Les partisans de la géopolitique ne mentionnent pas les processus de formation d'une nouvelle bourgeoisie dans le processus bolivarien, mis en évidence par des événements tels que la crise bancaire de 2009 (fermeture de banques créées avec des capitaux issus des relations avec le gouvernement) ou la révélation de la méga-corruption de l'affaire PDVSA-Cripto impliquant une centaine de dirigeants du PSUV, dont l'un des membres du bureau politique (on a parlé de 3 milliards de dollars, puis de 15 milliards de dollars et dernièrement de 23 milliards de dollars).
Il ne suffit pas de maintenir un discours de gauche pour être de gauche, si cela couvre l'incubation d'un secteur bourgeois et le maintien du modèle rentier de l'accumulation bourgeoise. Les programmes et les actions des gouvernements doivent être évalués au-delà des formalités discursives, pour cela il est important de les confronter ou de les relier à la logique d'accumulation et de distribution de la richesse nationale.
Le bloc géopolitique omet cela. Il ne consulte pas la gauche historique vénézuélienne PCV-authentique, le vrai PPT, les Tupamaros historiques, entre autres, pour savoir s'il y a cohérence et consistance entre la définition de la gauche par le gouvernement et sa pratique.
Le pire des « arguments de la gauche géopolitique » est que si le gouvernement vénézuélien « tombe », cela aura un effet désastreux sur la formation et l'avancée de la gauche dans leur pays, ignorant le discrédit social continental et mondial croissant du madurisme dans leurs pays, qui est ce qui les affecte vraiment.
Mais, de plus, dans le meilleur des cas, cette définition « géopolitique » implique une demande de sacrifice de la classe ouvrière vénézuélienne, d'acceptation soumise de ses conditions d'exploitation et d'oppression dans son propre pays, afin que les autres gauches au niveau international puissent, comme un bouchon, rester à flot. Il est terrible de penser seulement à demander ce sacrifice à la classe ouvrière vénézuélienne.

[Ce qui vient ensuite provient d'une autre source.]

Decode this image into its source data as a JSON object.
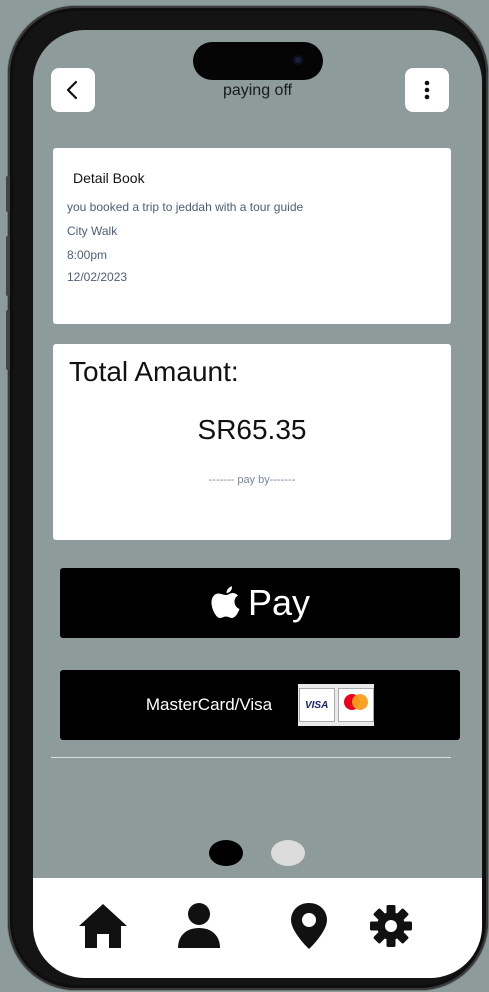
{
  "header": {
    "title": "paying off",
    "back_icon": "chevron-left-icon",
    "menu_icon": "more-vertical-icon"
  },
  "detail": {
    "heading": "Detail Book",
    "description": "you booked a trip to jeddah with a tour guide",
    "place": "City Walk",
    "time": "8:00pm",
    "date": "12/02/2023"
  },
  "total": {
    "label": "Total Amaunt:",
    "amount": "SR65.35",
    "pay_by": "------- pay by-------"
  },
  "payments": {
    "apple_pay_label": "Pay",
    "card_label": "MasterCard/Visa",
    "visa_logo_text": "VISA"
  },
  "pagination": {
    "count": 2,
    "active": 1
  },
  "tabbar": {
    "items": [
      "home-icon",
      "profile-icon",
      "location-pin-icon",
      "settings-gear-icon"
    ]
  },
  "colors": {
    "background": "#8d9b9a",
    "card": "#ffffff",
    "button": "#000000",
    "muted_text": "#4e5d78"
  }
}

Le deuxième bloc est celui de la négociation, de l'accord pour sortir de la crise. Dans cet effort, nous trouvons les gouvernements du Brésil (Lula), de la Colombie (Petro), jusqu'à récemment du Mexique (AMLO) et, par intermittence, du Chili (Boric). Ce secteur semble être inspiré par le désir d'éviter une plus grande détérioration sociale et la possibilité de générer une atmosphère de commotion et de guerre civile dans le pays. Malgré leurs bonnes intentions louables, leurs efforts ont le défaut d'omettre deux éléments fondamentaux : 1) la situation matérielle et les libertés de la classe ouvrière vénézuélienne et 2) le fait que l'authentique gauche vénézuélienne (PCV, PPT, Tupamaros et autres groupes qui n'ont pas été autorisés à légaliser leurs partis) est hors-la-loi, n'a aucune possibilité d'obtenir une personnalité juridique ou une participation autonome dans le cadre électoral. Cette omission n'est pas un problème mineur.
Récemment, ce secteur a proposé (Lula et Petro) la tenue de nouvelles élections nationales pour sortir de l'impasse générée par le refus du gouvernement de montrer les procès-verbaux qui appuient la déclaration de triomphe de Maduro, alors que l'opposition a publié sur son propre site web plus de 81 % des copies des procès-verbaux, que le gouvernement accuse de ne pas être authentiques. Cette proposition de nouvelles élections doit être comprise comme une voie de continuité avec les politiques d'accord inter-bourgeois (ancienne et nouvelle bourgeoisie) promues par le gouvernement Maduro entre 2018-2024, qui n'ont pas réussi à se conclure en raison de la résistance d'un secteur de l'ancienne bourgeoisie dont María Corina Machado (MCM) fait partie et qu'elle représente.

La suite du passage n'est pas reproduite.